Institute of Marine Science • (907) 474-6825
The Alaska Legislature established the Institute of Marine Science in 1960 as a center for research and graduate education in marine science and related fields. Since 1987 IMS has been part of the UAF School of Fisheries and Ocean Sciences. Faculty members conduct research and offer graduate education in biological, physical, chemical, geological and fisheries oceanography, marine biology and limnology. Graduate students receive financial assistance through grants from agencies, foundations, and industry. The university also funds teaching assistantships and research fellowships.
Research facilities include modern laboratories on the Fairbanks campus, a major coastal facility in Seward (the Seward Marine Center), and a marine biology field station on Kachemak Bay (the Kasitsna Bay Laboratory). The Seward Marine Center has a high-quality running seawater system and excellent biological and chemical laboratories. It is the home port of the R/V Alpha Helix, a 133-foot ice-strengthened research vessel operated by UAF for the National Science Foundation. The Alpha Helix routinely operates in the Gulf of Alaska and the Bering, Chukchi and Beaufort seas. The Alaska SeaLife Center, a private state-of-the-art mammal and bird research and exhibition facility adjacent to the Seward Marine Center, offers outstanding research facilities.

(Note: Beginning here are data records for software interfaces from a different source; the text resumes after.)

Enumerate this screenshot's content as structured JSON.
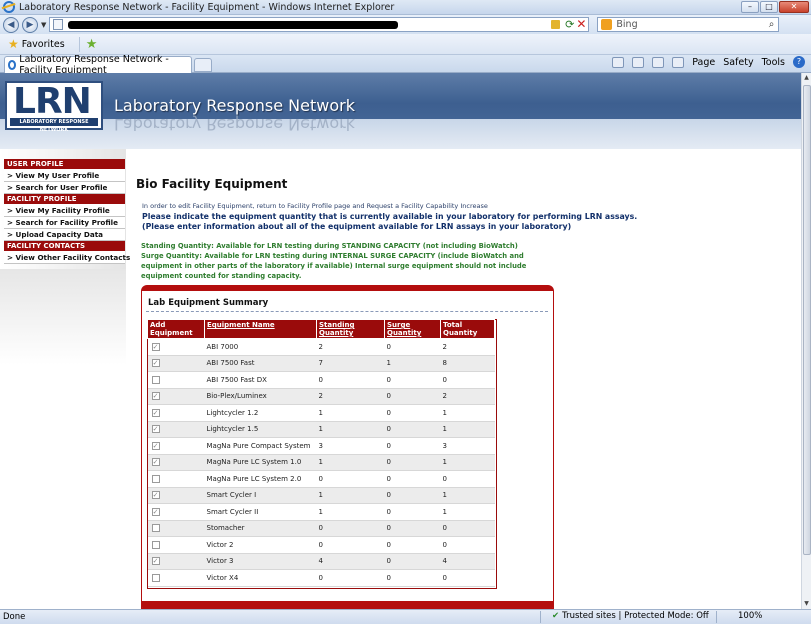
{
  "browser": {
    "window_title": "Laboratory Response Network - Facility Equipment - Windows Internet Explorer",
    "search_placeholder": "Bing",
    "favorites_label": "Favorites",
    "tab_title": "Laboratory Response Network - Facility Equipment",
    "cmd_page": "Page",
    "cmd_safety": "Safety",
    "cmd_tools": "Tools",
    "status_done": "Done",
    "status_zone": "Trusted sites | Protected Mode: Off",
    "status_zoom": "100%"
  },
  "site": {
    "logo_text": "LRN",
    "logo_subtext": "LABORATORY RESPONSE NETWORK",
    "title": "Laboratory Response Network"
  },
  "nav": {
    "user_profile_header": "USER PROFILE",
    "user_items": [
      "> View My User Profile",
      "> Search for User Profile"
    ],
    "facility_profile_header": "FACILITY PROFILE",
    "facility_items": [
      "> View My Facility Profile",
      "> Search for Facility Profile",
      "> Upload Capacity Data"
    ],
    "facility_contacts_header": "FACILITY CONTACTS",
    "contact_items": [
      "> View Other Facility Contacts"
    ]
  },
  "main": {
    "title": "Bio Facility Equipment",
    "edit_note": "In order to edit Facility Equipment, return to Facility Profile page and Request a Facility Capability Increase",
    "instruction_1": "Please indicate the equipment quantity that is currently available in your laboratory for performing LRN assays.",
    "instruction_2": "(Please enter information about all of the equipment available for LRN assays in your laboratory)",
    "standing_note": "Standing Quantity: Available for LRN testing during STANDING CAPACITY (not including BioWatch)",
    "surge_note": "Surge Quantity: Available for LRN testing during INTERNAL SURGE CAPACITY (include BioWatch and equipment in other parts of the laboratory if available) Internal surge equipment should not include equipment counted for standing capacity."
  },
  "panel": {
    "title": "Lab Equipment Summary",
    "headers": {
      "add": "Add Equipment",
      "name": "Equipment Name",
      "standing": "Standing Quantity",
      "surge": "Surge Quantity",
      "total": "Total Quantity"
    },
    "rows": [
      {
        "checked": true,
        "name": "ABI 7000",
        "standing": "2",
        "surge": "0",
        "total": "2"
      },
      {
        "checked": true,
        "name": "ABI 7500 Fast",
        "standing": "7",
        "surge": "1",
        "total": "8"
      },
      {
        "checked": false,
        "name": "ABI 7500 Fast DX",
        "standing": "0",
        "surge": "0",
        "total": "0"
      },
      {
        "checked": true,
        "name": "Bio-Plex/Luminex",
        "standing": "2",
        "surge": "0",
        "total": "2"
      },
      {
        "checked": true,
        "name": "Lightcycler 1.2",
        "standing": "1",
        "surge": "0",
        "total": "1"
      },
      {
        "checked": true,
        "name": "Lightcycler 1.5",
        "standing": "1",
        "surge": "0",
        "total": "1"
      },
      {
        "checked": true,
        "name": "MagNa Pure Compact System",
        "standing": "3",
        "surge": "0",
        "total": "3"
      },
      {
        "checked": true,
        "name": "MagNa Pure LC System 1.0",
        "standing": "1",
        "surge": "0",
        "total": "1"
      },
      {
        "checked": false,
        "name": "MagNa Pure LC System 2.0",
        "standing": "0",
        "surge": "0",
        "total": "0"
      },
      {
        "checked": true,
        "name": "Smart Cycler I",
        "standing": "1",
        "surge": "0",
        "total": "1"
      },
      {
        "checked": true,
        "name": "Smart Cycler II",
        "standing": "1",
        "surge": "0",
        "total": "1"
      },
      {
        "checked": false,
        "name": "Stomacher",
        "standing": "0",
        "surge": "0",
        "total": "0"
      },
      {
        "checked": false,
        "name": "Victor 2",
        "standing": "0",
        "surge": "0",
        "total": "0"
      },
      {
        "checked": true,
        "name": "Victor 3",
        "standing": "4",
        "surge": "0",
        "total": "4"
      },
      {
        "checked": false,
        "name": "Victor X4",
        "standing": "0",
        "surge": "0",
        "total": "0"
      }
    ]
  }
}
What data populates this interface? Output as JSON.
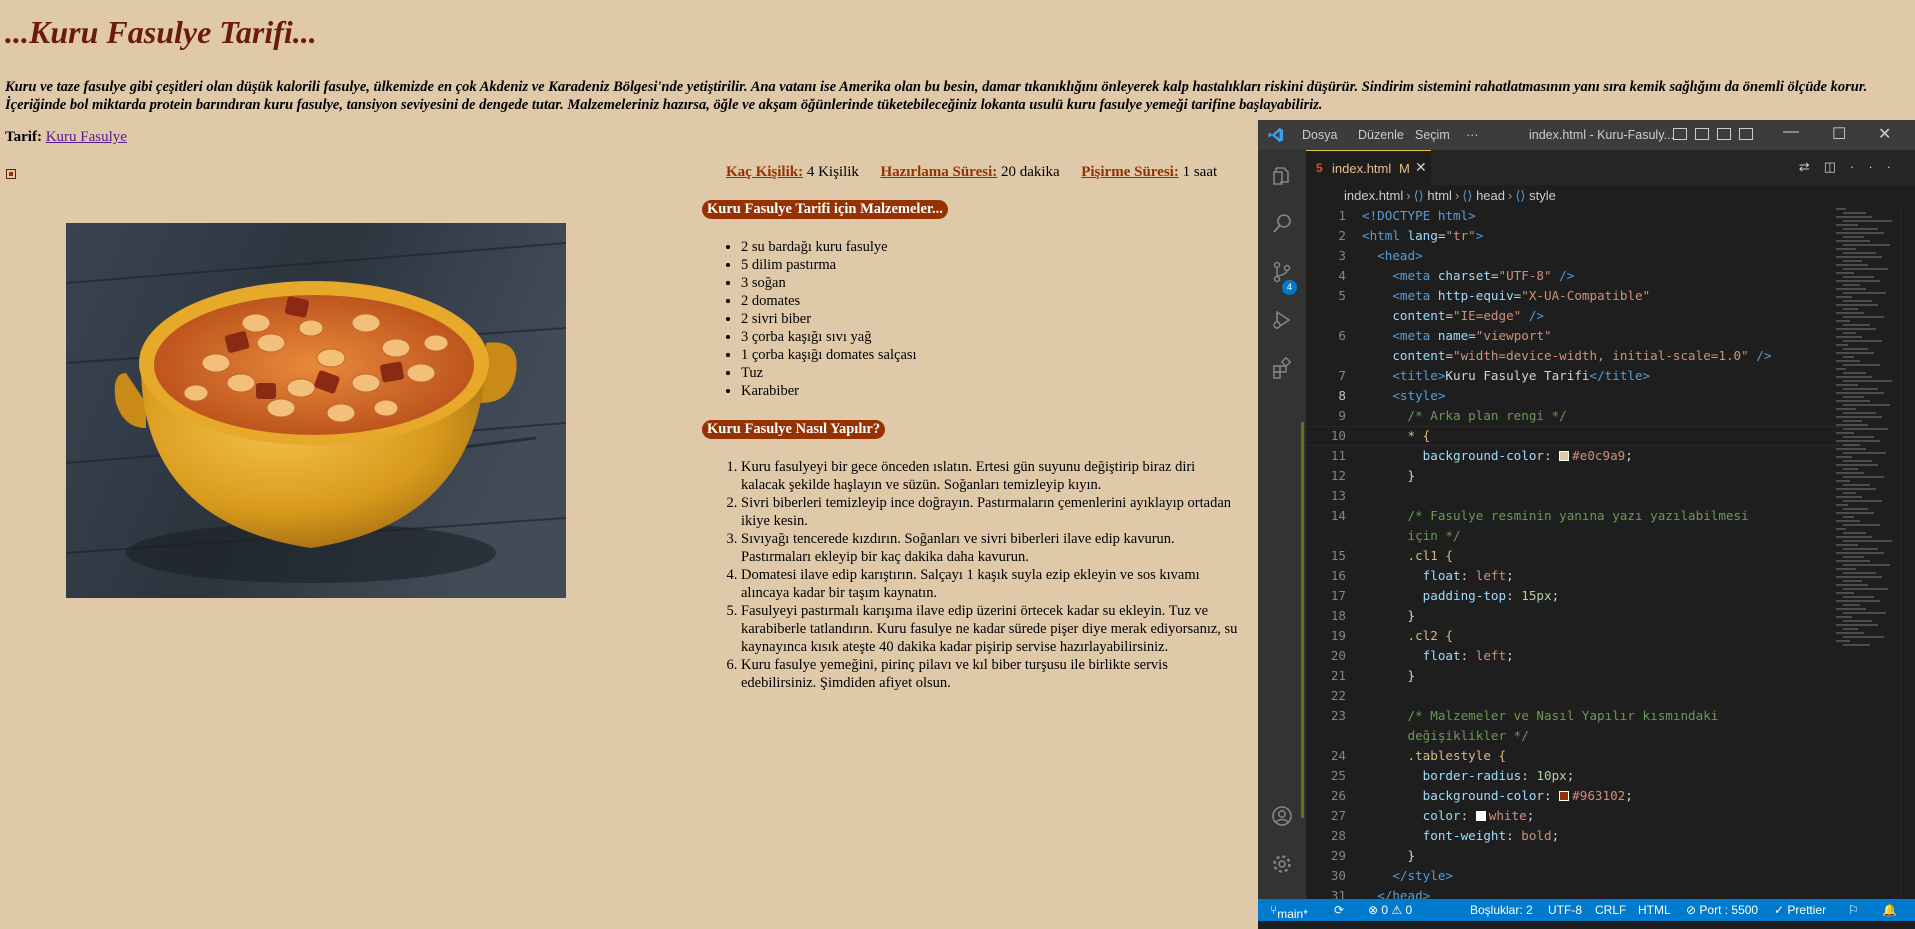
{
  "page": {
    "title": "...Kuru Fasulye Tarifi...",
    "intro": "Kuru ve taze fasulye gibi çeşitleri olan düşük kalorili fasulye, ülkemizde en çok Akdeniz ve Karadeniz Bölgesi'nde yetiştirilir. Ana vatanı ise Amerika olan bu besin, damar tıkanıklığını önleyerek kalp hastalıkları riskini düşürür. Sindirim sistemini rahatlatmasının yanı sıra kemik sağlığını da önemli ölçüde korur. İçeriğinde bol miktarda protein barındıran kuru fasulye, tansiyon seviyesini de dengede tutar. Malzemeleriniz hazırsa, öğle ve akşam öğünlerinde tüketebileceğiniz lokanta usulü kuru fasulye yemeği tarifine başlayabiliriz.",
    "recipe_label": "Tarif:",
    "recipe_link": "Kuru Fasulye",
    "servings_label": "Kaç Kişilik:",
    "servings_value": "4 Kişilik",
    "prep_label": "Hazırlama Süresi:",
    "prep_value": "20 dakika",
    "cook_label": "Pişirme Süresi:",
    "cook_value": "1 saat",
    "ingredients_title": "Kuru Fasulye Tarifi için Malzemeler...",
    "ingredients": [
      "2 su bardağı kuru fasulye",
      "5 dilim pastırma",
      "3 soğan",
      "2 domates",
      "2 sivri biber",
      "3 çorba kaşığı sıvı yağ",
      "1 çorba kaşığı domates salçası",
      "Tuz",
      "Karabiber"
    ],
    "steps_title": "Kuru Fasulye Nasıl Yapılır?",
    "steps": [
      "Kuru fasulyeyi bir gece önceden ıslatın. Ertesi gün suyunu değiştirip biraz diri kalacak şekilde haşlayın ve süzün. Soğanları temizleyip kıyın.",
      "Sivri biberleri temizleyip ince doğrayın. Pastırmaların çemenlerini ayıklayıp ortadan ikiye kesin.",
      "Sıvıyağı tencerede kızdırın. Soğanları ve sivri biberleri ilave edip kavurun. Pastırmaları ekleyip bir kaç dakika daha kavurun.",
      "Domatesi ilave edip karıştırın. Salçayı 1 kaşık suyla ezip ekleyin ve sos kıvamı alıncaya kadar bir taşım kaynatın.",
      "Fasulyeyi pastırmalı karışıma ilave edip üzerini örtecek kadar su ekleyin. Tuz ve karabiberle tatlandırın. Kuru fasulye ne kadar sürede pişer diye merak ediyorsanız, su kaynayınca kısık ateşte 40 dakika kadar pişirip servise hazırlayabilirsiniz.",
      "Kuru fasulye yemeğini, pirinç pilavı ve kıl biber turşusu ile birlikte servis edebilirsiniz. Şimdiden afiyet olsun."
    ],
    "colors": {
      "background": "#e0c9a9",
      "accent": "#963102",
      "title": "#6b1b0b"
    }
  },
  "vscode": {
    "menu": [
      "Dosya",
      "Düzenle",
      "Seçim",
      "···"
    ],
    "window_title": "index.html - Kuru-Fasuly...",
    "tab": {
      "name": "index.html",
      "modified": "M"
    },
    "breadcrumb": [
      "index.html",
      "html",
      "head",
      "style"
    ],
    "scm_badge": "4",
    "status": {
      "branch": "main*",
      "problems": "⊗ 0 ⚠ 0",
      "spaces": "Boşluklar: 2",
      "encoding": "UTF-8",
      "eol": "CRLF",
      "language": "HTML",
      "port": "⊘ Port : 5500",
      "prettier": "✓ Prettier"
    },
    "code": {
      "l1": "<!DOCTYPE html>",
      "l2a": "<html ",
      "l2b": "lang",
      "l2c": "=",
      "l2d": "\"tr\"",
      "l2e": ">",
      "l3": "<head>",
      "l4a": "<meta ",
      "l4b": "charset",
      "l4c": "\"UTF-8\"",
      "l4d": " />",
      "l5a": "<meta ",
      "l5b": "http-equiv",
      "l5c": "\"X-UA-Compatible\"",
      "l5w1": "content",
      "l5w2": "\"IE=edge\"",
      "l5w3": " />",
      "l6a": "<meta ",
      "l6b": "name",
      "l6c": "\"viewport\"",
      "l6w1": "content",
      "l6w2": "\"width=device-width, initial-scale=1.0\"",
      "l6w3": " />",
      "l7a": "<title>",
      "l7b": "Kuru Fasulye Tarifi",
      "l7c": "</title>",
      "l8": "<style>",
      "l9": "/* Arka plan rengi */",
      "l10": "* {",
      "l11a": "background-color",
      "l11b": "#e0c9a9",
      "l12": "}",
      "l14": "/* Fasulye resminin yanına yazı yazılabilmesi",
      "l14w": "için */",
      "l15": ".cl1 {",
      "l16a": "float",
      "l16b": "left",
      "l17a": "padding-top",
      "l17b": "15px",
      "l18": "}",
      "l19": ".cl2 {",
      "l20a": "float",
      "l20b": "left",
      "l21": "}",
      "l23": "/* Malzemeler ve Nasıl Yapılır kısmındaki",
      "l23w": "değişiklikler */",
      "l24": ".tablestyle {",
      "l25a": "border-radius",
      "l25b": "10px",
      "l26a": "background-color",
      "l26b": "#963102",
      "l27a": "color",
      "l27b": "white",
      "l28a": "font-weight",
      "l28b": "bold",
      "l29": "}",
      "l30": "</style>",
      "l31": "</head>"
    }
  }
}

Research projects include field and modeling studies of the Arctic Ocean and the Bering, Chukchi and Beaufort seas. An interdisciplinary study in the northern Gulf of Alaska, conducted under the auspices of the U.S. GLOBEC program, seeks to understand the effects of climate variability on marine ecosystems and fishery productivity. Other areas of research include nutrient dynamics and primary productivity, plankton, the biochemistry and molecular biology of algae and bacteria, intertidal and subtidal communities, marine and freshwater ecology, marine mammals, coastal ocean observing systems, contaminants in the subarctic and Arctic, paleooceanography and paleolimnology, and arctic coastal sediment dynamics.